Okay, in reference to my post above.
There are 5 major stock markets in North America.
1. NYSE
2. NASDAQ
3. TSE
4. TSX
5. OTC
(Okay, number 5 doesn't really count but screw off, I'm really trying to keep things simple so this doesn't turn into a 2000 word essay. And yes, there are more than 5 but please screw off again.)
You don't see a lot of gold/silver producers on NYSE because regulatory requirements like sarbanes oxley make it too expensive for all but the biggest companies.
Same goes for NASDAQ.
Okay so that leaves three markets. You see a lot of junior metals on OTC but the BIG problem with Over-The-Counter is the LACK of regulation. There's a lot of crap and out-and-out scams on the OTC so institutional money for the most part stays away.
You need money from the big boys. That penny stock isn't going to $5 without institutional money coming to the party at some point.
That leaves the Toronto Stock Exchange (TSE) and the TSX (Toronto Venture Exchange). Think of the TSX as the junior little brother to the TSE.
Oftentimes, there is a progression, a company starts out on the "pink sheets" (OTC), gets a TSX listing and then a TSE listing. You never, ever, ever see a company climb the whole golden staircase from OTC to NYSE. It will get bought out first.
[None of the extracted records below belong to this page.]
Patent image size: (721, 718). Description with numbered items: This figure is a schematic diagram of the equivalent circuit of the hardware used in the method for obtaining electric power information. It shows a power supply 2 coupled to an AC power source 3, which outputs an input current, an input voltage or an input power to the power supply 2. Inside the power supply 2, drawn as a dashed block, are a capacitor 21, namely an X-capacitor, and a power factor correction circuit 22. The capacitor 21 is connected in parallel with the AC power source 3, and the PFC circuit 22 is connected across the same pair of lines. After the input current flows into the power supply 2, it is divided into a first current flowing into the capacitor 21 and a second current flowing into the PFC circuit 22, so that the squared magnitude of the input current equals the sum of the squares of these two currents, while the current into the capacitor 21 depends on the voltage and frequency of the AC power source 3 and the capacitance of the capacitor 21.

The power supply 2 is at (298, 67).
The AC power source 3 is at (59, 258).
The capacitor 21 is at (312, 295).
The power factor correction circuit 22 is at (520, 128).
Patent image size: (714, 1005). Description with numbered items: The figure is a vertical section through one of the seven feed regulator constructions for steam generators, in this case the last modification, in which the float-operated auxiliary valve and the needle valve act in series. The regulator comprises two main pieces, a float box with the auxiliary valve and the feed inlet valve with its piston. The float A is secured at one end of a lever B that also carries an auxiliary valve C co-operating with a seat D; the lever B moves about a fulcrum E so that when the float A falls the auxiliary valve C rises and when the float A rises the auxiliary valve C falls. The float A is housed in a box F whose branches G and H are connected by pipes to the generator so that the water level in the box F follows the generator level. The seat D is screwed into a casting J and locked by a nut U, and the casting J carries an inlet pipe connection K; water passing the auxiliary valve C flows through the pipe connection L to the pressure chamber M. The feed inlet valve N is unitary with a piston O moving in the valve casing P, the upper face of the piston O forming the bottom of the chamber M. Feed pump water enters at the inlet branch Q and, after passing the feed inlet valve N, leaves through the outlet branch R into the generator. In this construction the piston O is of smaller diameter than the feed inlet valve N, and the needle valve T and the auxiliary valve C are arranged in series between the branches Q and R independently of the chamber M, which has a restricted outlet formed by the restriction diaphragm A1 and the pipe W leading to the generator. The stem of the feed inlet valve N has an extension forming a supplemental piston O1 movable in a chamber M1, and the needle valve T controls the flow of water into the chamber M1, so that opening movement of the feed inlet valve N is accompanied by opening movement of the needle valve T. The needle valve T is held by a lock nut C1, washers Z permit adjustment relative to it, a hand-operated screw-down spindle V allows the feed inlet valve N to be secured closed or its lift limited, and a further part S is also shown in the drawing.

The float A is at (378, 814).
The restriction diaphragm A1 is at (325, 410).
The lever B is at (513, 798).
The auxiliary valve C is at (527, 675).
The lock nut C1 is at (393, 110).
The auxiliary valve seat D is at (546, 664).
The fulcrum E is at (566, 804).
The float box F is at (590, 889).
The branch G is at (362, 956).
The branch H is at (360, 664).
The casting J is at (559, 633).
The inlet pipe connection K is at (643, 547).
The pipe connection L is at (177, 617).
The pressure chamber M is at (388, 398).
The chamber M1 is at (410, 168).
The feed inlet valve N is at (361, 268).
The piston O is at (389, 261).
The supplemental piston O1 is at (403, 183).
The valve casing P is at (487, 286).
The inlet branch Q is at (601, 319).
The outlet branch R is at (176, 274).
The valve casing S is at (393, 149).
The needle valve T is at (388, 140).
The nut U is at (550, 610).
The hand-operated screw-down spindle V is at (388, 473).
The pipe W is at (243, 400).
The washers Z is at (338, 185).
Now why do I mention the OTC a lot if it's crap and you should never buy there? Well, if you want to buy junior/medium gold/silver producers, you have to go Canadian (Toronto exchanges). For a variety of historical reasons, Canadians own the precious metals markets. But if you are American, it's hard to find a broker who knows how to trade in Canadian stocks (especially if you are cheap and use a discount broker, which means an idiot 18 year kids is trading for you, which means you are losing money in the long run, but that's another post).
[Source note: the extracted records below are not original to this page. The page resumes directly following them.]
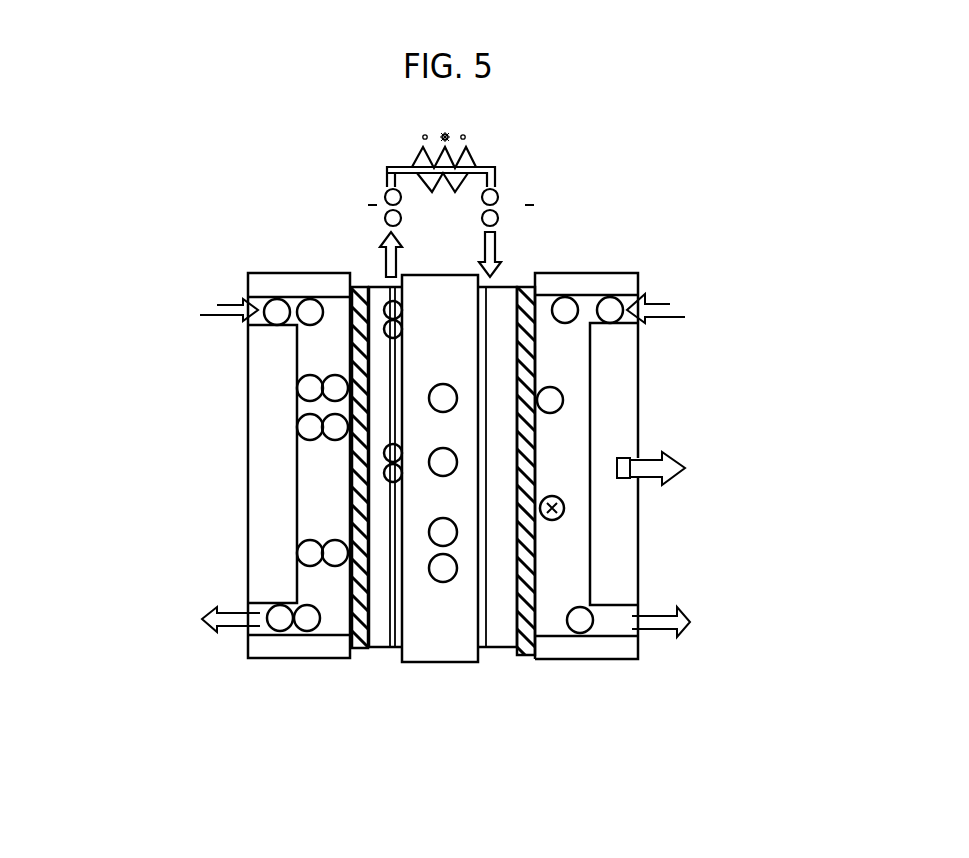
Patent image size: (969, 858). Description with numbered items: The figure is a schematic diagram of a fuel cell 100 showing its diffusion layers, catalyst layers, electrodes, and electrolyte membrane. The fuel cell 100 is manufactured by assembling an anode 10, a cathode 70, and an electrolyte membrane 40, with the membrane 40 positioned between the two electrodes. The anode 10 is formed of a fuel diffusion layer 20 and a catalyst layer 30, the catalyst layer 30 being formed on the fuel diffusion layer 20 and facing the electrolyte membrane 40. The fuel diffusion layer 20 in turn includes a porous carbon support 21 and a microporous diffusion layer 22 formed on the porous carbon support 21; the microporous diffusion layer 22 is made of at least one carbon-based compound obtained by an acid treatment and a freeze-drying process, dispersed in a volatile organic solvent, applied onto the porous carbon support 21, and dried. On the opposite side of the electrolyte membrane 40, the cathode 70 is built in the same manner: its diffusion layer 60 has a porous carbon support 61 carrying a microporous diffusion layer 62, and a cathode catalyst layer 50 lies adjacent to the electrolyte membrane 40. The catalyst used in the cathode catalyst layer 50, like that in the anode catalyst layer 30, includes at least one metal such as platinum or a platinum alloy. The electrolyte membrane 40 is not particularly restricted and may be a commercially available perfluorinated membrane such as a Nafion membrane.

The fuel cell 100 is at (223, 227).
The anode 10 is at (118, 702).
The fuel diffusion layer 20 is at (190, 677).
The porous carbon support 21 is at (359, 648).
The microporous diffusion layer 22 is at (378, 648).
The catalyst layer 30 is at (397, 660).
The electrolyte membrane 40 is at (432, 618).
The cathode catalyst layer 50 is at (483, 658).
The cathode diffusion layer 60 is at (700, 677).
The porous carbon support 61 is at (525, 648).
The microporous diffusion layer 62 is at (502, 648).
The cathode 70 is at (762, 707).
HOWEVER, most TSX and TSE stocks DO trade in the OTC market, so if you are American, you find the name of the TSE/TSX company that you want to buy, head over to Yahoo finance, and find the OTC equivalent. Then you email that stock symbol to your snot-nose discount broker and tell him to buy.
Let's take a example: Northern Tiger is a junior that's looking for gold in the Yukon. It's got some money behind, a good management, some of the industry newsletter writers are hot and horny about it, yadda, yadda, yadda.
Go to Yahoo finance and the stock symbol is NTR.V, which is a TSX listing so you can't trade in it if you're a Yank. BUT we see the pink sheet listing is NTGSF.PK. So that's what you tell your discount broker (As a test, ask your broker to buy Northern Tiger and 19 times out of 20, he'll say he can't trade in it because it's a Canadian stock. Why? Because he's stupid. Otherwise, he wouldn't be a discount broker)
And that's the way you buy junior gold/silver penny stocks.
Now SHOULD you buy gold/silver penny stocks instead of bullion. That's the big question. And I'm not going to answer it, because I'm sure by now kiddies you've realized that I'm in a niche that is policed by the SEC. And it don't matter that I'm Canadian, the SEC is one government org you do not mess around with. So no more financial advice from me.